Mon voisin, un drôle de type...
À la mémoire de Bobonne
Tamines[1], le 17 août, 10h00
Chère page blanche,
Je suis fort excitée. À vrai dire, je me sens retournée, plutôt inquiète. Garé dans ma rue, un énorme camion muni d’une remorque ombrage mon jardin. Très nerveuse, Schtroumpfette, ma chienne, aboie à s’égosiller contre le va et vient des déménageurs qui déchargent le mastodonte.
La villa chic d’à côté restait inhabitée depuis des années. Elle a dû être vendue sans que je le sache. Pas étonnant. À mon âge, je suis un peu dure d’oreille et ne me souviens pas toujours où j’ai laissé mes lunettes. Une bonne partie du monde m’échappe…
Comment seront ces futurs voisins ? Serviables ? Courtois ? Sans gêne ? Barbares ? Allons-nous au moins nous entendre ?
Avec mon rude caractère, je ne suis pas une championne des contacts. De plus en plus ermite, je n’aime pas qu’on empiète sur mon territoire. J’espère de tout cœur que les nouveaux venus n’ont pas d’enfants. Les gosses d’aujourd’hui sont à peine élevés par des parents qui cèdent à tout caprice pour éviter la confrontation. Or, pas d’éducation sans confrontation. Des gamins dans le jardin bordant ma pelouse, ce seraient des ballons shootés dans mes hortensias ou des cris bestiaux sans frein sur un satanique trampoline.
Avec mes jumelles du siècle dernier je guète non pas tant l’activité fébrile des déménageurs que l’arrivée des propriétaires avec lesquels je vais devoir cohabiter. Mais personne ne pointe le bout de son nez. C’est bizarre, non ?
16h30
Et voilà ! Ils ont terminé. Le camion est reparti. Deux bons signes : ni trampoline, ni cage de foot à côté de chez moi ! Dieu merci. Mais il me reste un doute. Toujours aucun occupant en vue. Curieusement, personne n’a signé la fin du déménagement. Le camion reviendra-t-il demain ? Je n’ose y penser. Je dégouline, vais prendre une douche puis une gueuze artisanale. Schtroumpfette a disparu. Peut-être pour se calmer s’est-elle rendue à l’église de Notre-Dame des Alloux. Le curé s’est offert un jeune Bouvier des Ardennes.
Mince ! On sonne ! Je te laisse.
Tamines, le 18 août, 08h00
Chère page blanche,
Je n’en ai pas dormi de la nuit. Comment est-ce possible ? Hier, en fin d’après-midi, on a sonné à ma porte alors que je voulais me doucher. D’humeur contrariée, j’ai ouvert. Je n’avais pas mes lunettes et j’ai dû tendre l’oreille en m’aidant d’une main.

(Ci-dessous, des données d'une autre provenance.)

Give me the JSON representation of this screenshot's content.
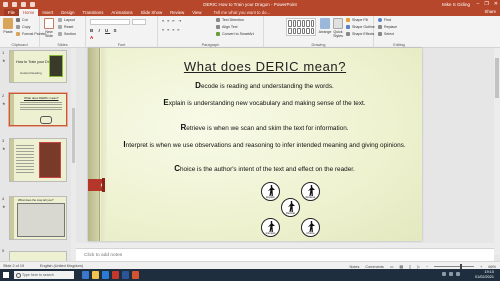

Mon visiteur inattendu, malavisé, s’est d’abord confondu en excuses pour le désagrément. N’empêche, cette délicatesse ne m’a guère apaisée. Il n’arrêtait pas de m’appeler « madame ». Pour rompre mes appréhensions, j’ai cherché une formule adoucissante.
‑ Appelez-moi Bobonne, que je lui dis. C’est ainsi que mes ex-proches me surnommaient avant la grande brouille familiale avec mes enfants.
Il m’a baragouiné une question.
‑ Quoi ? que je lui fais.
‑ Vous ne les voyez plus ? qu’il me répète.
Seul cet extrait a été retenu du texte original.